Medikamentenrückstände im Oberflächenwasser geben zunehmend Anlass zur Sorge. Die Wasserverbände tragen dazu bei, indem sie gereinigtes Abwasser einleiten. Deshalb wurde das Innovationsprogramm Mikroverunreinigungen (IPMV) ins Leben gerufen. Stowa koordiniert dieses Programm und hat das Ziel, Reinigungstechniken zu entwickeln, die Medikamentenrückstände aus dem Abwasser entfernen.

Großflächiger modularer Filteraufbau
Großflächiger modularer Filteraufbau

Brightwork war beim zweiten Aufruf dieses Programms erfolgreich. Als einer von 4 Vorschlägen aus insgesamt 28 Einreichungen neuer vielversprechender Aufreinigungstechniken wurde Brightwork für die weitere Forschung ausgewählt.

Die Lösung von Brightwork ist eine Kombination aus Adsorption und biologischer Umsetzung in einem bewährten Filterkonzept. Zu diesem Zweck wird am Ende der Nachsedimentationsphase eine kontinuierliche Filtration eingesetzt. Der Filter ist mit körniger Aktivkohle als Adsorptionsmittel gefüllt. Eine zusätzliche kontrollierte Belüftung sorgt dafür, dass Biomasse auf dem Filtermaterial wachsen kann. Das Ergebnis ist eine Verlängerung der Lebensdauer der Aktivkohle. Das bedeutet, dass die Kohle weniger häufig regeneriert werden muss. Dies erhöht die CO2 Fußabdruck.
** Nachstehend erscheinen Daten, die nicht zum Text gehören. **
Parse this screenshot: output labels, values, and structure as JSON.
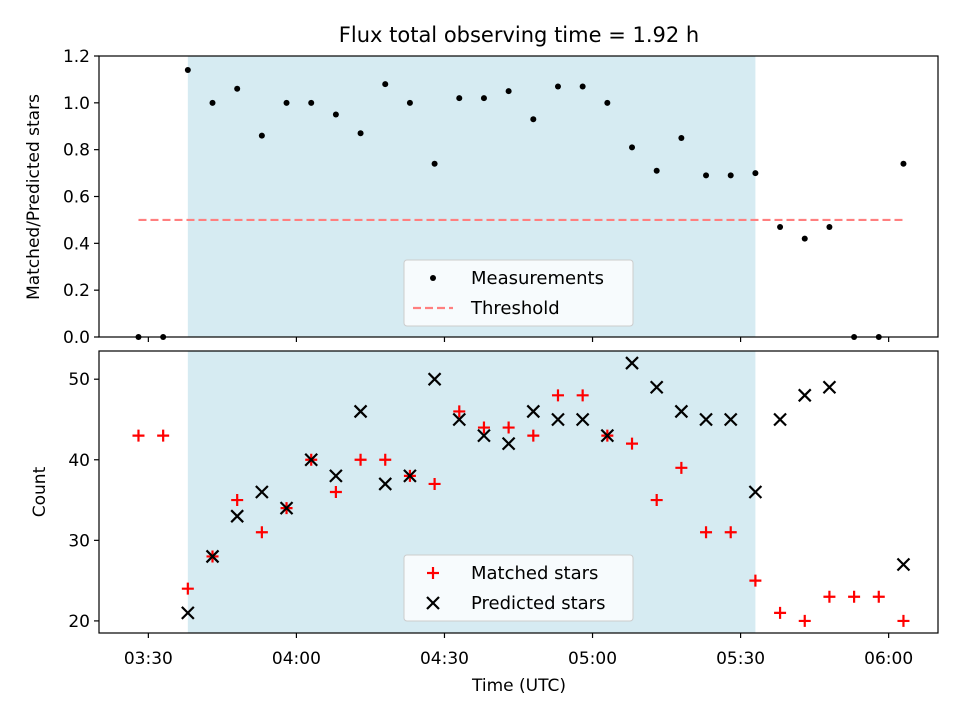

Das Verfahren kann auch zur gleichzeitigen Entfernung von Phosphat eingesetzt werden. So entsteht eine multifunktionale Lösung für die Entfernung von Mikroverunreinigungen und Nährstoffen. Dies passt zu den Maßnahmen für die Wasserrahmenrichtlinie.

Mehrere Wasserverbände haben inzwischen ihr Interesse an der vorgeschlagenen Lösung bekundet.